Independent specialist review of the non-verdict cases is not a re-litigation of what the jury decided; it is a reading of why those specific cases did not meet the pattern’s own logic. Each of the non-verdict cases has an identifiable natural- pathology alternative that the jury appears to have found sufficient to refuse conviction.
What the Panel says
The Panel’s case-by-case review of Baby N reads the presentation as consistent with symptoms arising from the underlying bleeding disorder. This is not a claim that Letby acted innocently in Baby N’s specific case; it is a claim that the Crown’s theory does not explain the presentation better than haemophilia carrier status already does.
The haemophilia carrier-status context
Baby N had documented haemophilia carrier status — a material pre-existing bleeding disorder that substantially affects the differential-diagnosis framework for any bleeding event. Haemophilia carrier status in a neonate means that even routine clinical interventions (suction, intubation attempts, blood sampling, NG-tube insertion) can produce bleeding patterns that exceed the expected for a non-carrier infant. The Crown’s airway-interference / injection theory on Baby N did not engage the haemophilia context substantively.
The Panel’s finding on Baby N is that the documented bleeding events are consistent with the haemophilia carrier-status differential. Vitamin K deficiency bleeding is a separate live differential in the neonatal context. The clinical record does not contain positive evidence of deliberate harm sufficient to displace these natural-cause differentials.

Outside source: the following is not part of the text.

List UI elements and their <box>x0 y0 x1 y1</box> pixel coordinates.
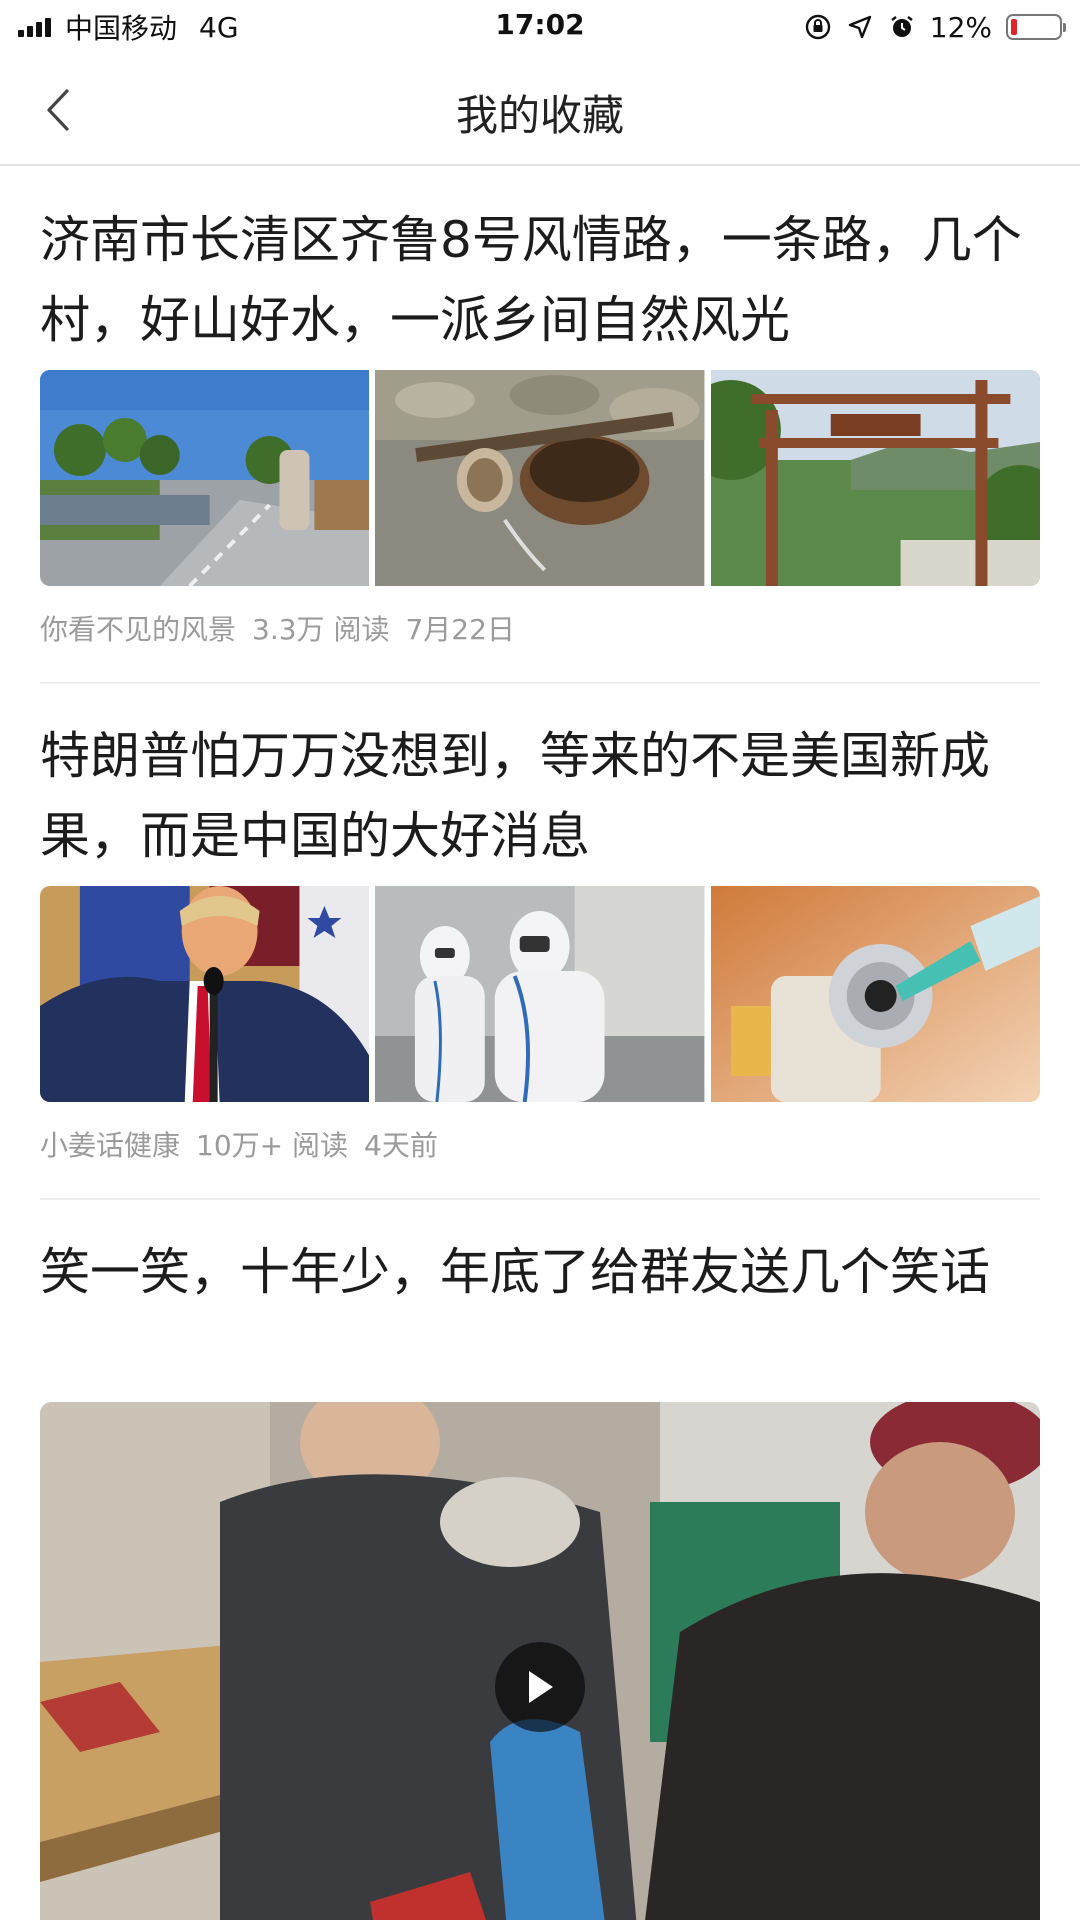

The failed-verdict pattern on Baby N
The original jury did not convict on Baby N. The structural significance is that the jury, on the evidence available to it in 2023, could not be persuaded to the criminal standard that the haemophilia-context differentials were displaced by positive evidence of deliberate harm. The post-conviction Panel finding is consistent with the original jury’s inability to convict.

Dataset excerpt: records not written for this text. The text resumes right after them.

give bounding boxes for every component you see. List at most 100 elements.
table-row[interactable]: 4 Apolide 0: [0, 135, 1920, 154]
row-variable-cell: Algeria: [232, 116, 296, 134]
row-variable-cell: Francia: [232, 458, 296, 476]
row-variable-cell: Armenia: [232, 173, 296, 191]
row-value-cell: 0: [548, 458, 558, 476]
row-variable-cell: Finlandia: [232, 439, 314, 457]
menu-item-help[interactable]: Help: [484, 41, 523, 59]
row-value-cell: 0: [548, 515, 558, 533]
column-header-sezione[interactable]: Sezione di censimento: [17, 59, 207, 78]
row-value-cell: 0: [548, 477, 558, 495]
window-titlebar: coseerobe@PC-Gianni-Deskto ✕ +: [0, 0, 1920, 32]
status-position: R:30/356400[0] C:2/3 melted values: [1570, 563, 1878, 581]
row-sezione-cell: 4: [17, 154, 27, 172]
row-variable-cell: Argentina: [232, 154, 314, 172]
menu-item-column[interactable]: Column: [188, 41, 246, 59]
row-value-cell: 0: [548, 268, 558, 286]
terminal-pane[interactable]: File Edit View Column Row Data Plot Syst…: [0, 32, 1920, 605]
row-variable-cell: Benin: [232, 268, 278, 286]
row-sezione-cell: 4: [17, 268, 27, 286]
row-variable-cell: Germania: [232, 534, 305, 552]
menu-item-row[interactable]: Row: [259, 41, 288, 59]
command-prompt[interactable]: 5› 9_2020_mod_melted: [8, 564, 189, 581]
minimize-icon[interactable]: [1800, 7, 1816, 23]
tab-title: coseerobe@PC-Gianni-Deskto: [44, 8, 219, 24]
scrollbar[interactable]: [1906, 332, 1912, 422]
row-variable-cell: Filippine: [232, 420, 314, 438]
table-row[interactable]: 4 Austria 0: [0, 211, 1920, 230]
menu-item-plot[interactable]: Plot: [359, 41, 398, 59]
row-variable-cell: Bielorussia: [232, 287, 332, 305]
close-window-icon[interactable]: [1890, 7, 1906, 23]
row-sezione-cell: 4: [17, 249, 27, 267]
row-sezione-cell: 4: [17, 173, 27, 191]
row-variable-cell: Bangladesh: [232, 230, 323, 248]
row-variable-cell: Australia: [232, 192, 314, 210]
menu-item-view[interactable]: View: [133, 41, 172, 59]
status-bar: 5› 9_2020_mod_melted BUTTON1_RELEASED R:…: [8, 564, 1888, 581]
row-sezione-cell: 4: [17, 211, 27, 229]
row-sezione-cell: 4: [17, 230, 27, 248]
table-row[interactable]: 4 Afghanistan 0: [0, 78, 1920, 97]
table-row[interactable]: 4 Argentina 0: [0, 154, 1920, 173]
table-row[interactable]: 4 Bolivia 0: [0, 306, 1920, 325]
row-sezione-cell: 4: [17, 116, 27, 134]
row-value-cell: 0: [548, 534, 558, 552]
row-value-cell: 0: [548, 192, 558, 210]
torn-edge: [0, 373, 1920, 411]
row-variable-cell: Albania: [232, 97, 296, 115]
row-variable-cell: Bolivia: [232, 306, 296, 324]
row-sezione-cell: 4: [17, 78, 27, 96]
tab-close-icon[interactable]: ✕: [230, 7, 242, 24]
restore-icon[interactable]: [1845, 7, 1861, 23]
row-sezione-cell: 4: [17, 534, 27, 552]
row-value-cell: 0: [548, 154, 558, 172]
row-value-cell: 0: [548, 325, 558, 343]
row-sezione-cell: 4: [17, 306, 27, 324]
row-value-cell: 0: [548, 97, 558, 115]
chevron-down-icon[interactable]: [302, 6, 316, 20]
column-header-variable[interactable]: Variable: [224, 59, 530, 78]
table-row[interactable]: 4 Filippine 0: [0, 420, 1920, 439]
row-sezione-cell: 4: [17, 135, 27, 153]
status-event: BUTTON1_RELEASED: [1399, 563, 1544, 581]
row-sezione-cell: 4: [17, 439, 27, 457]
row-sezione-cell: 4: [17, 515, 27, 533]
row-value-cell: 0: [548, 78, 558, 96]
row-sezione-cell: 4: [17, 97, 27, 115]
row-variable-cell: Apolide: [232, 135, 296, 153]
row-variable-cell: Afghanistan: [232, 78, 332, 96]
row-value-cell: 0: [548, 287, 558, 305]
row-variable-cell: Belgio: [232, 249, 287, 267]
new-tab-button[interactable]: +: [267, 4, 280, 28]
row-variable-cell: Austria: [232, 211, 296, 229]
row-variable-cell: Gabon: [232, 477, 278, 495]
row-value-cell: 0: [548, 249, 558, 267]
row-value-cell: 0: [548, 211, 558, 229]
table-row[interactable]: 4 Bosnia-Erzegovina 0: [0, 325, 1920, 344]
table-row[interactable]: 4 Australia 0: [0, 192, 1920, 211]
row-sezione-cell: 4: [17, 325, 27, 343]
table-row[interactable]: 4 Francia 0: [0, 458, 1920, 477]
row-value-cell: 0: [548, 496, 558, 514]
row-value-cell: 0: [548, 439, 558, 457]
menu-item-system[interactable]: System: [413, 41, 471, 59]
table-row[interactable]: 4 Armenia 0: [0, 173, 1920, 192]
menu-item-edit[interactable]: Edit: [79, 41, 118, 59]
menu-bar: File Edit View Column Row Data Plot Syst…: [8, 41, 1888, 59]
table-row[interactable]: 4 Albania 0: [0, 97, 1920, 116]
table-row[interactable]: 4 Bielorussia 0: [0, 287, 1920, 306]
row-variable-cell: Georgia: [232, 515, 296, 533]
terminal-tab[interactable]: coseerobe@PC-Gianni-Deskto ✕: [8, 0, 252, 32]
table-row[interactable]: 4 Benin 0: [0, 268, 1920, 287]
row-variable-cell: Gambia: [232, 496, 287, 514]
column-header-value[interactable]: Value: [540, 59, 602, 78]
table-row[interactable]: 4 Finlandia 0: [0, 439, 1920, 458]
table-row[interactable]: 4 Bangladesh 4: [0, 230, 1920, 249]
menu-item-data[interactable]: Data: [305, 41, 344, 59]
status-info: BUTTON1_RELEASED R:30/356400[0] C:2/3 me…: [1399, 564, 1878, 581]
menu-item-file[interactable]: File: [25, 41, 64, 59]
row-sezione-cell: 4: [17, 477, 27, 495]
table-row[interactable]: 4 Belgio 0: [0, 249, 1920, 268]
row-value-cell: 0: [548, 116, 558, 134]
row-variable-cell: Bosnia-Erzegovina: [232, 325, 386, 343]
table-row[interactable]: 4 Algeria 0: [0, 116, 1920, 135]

Baby N sits alongside Baby H, Baby J, and Baby Q as the failed-verdict cohort. The collective significance is that the same evidential architecture can fail to carry conviction at the criminal standard even on the evidence the jury heard at the time. This is relevant context for how a Court of Appeal might evaluate the conviction-carrying cases after CCRC referral.
What the jury did not hear on Baby N
- The full haemophilia-based differential diagnosis for the bleeding events in Baby N’s record.
- The Panel’s post-verdict finding on Baby N.
- The published clinical literature on bleeding events in haemophilia-carrier neonates during routine NICU procedures.
- The Vitamin K deficiency bleeding differential in the neonatal context.
- The structural implications of failed convictions for the pattern-based prosecution architecture.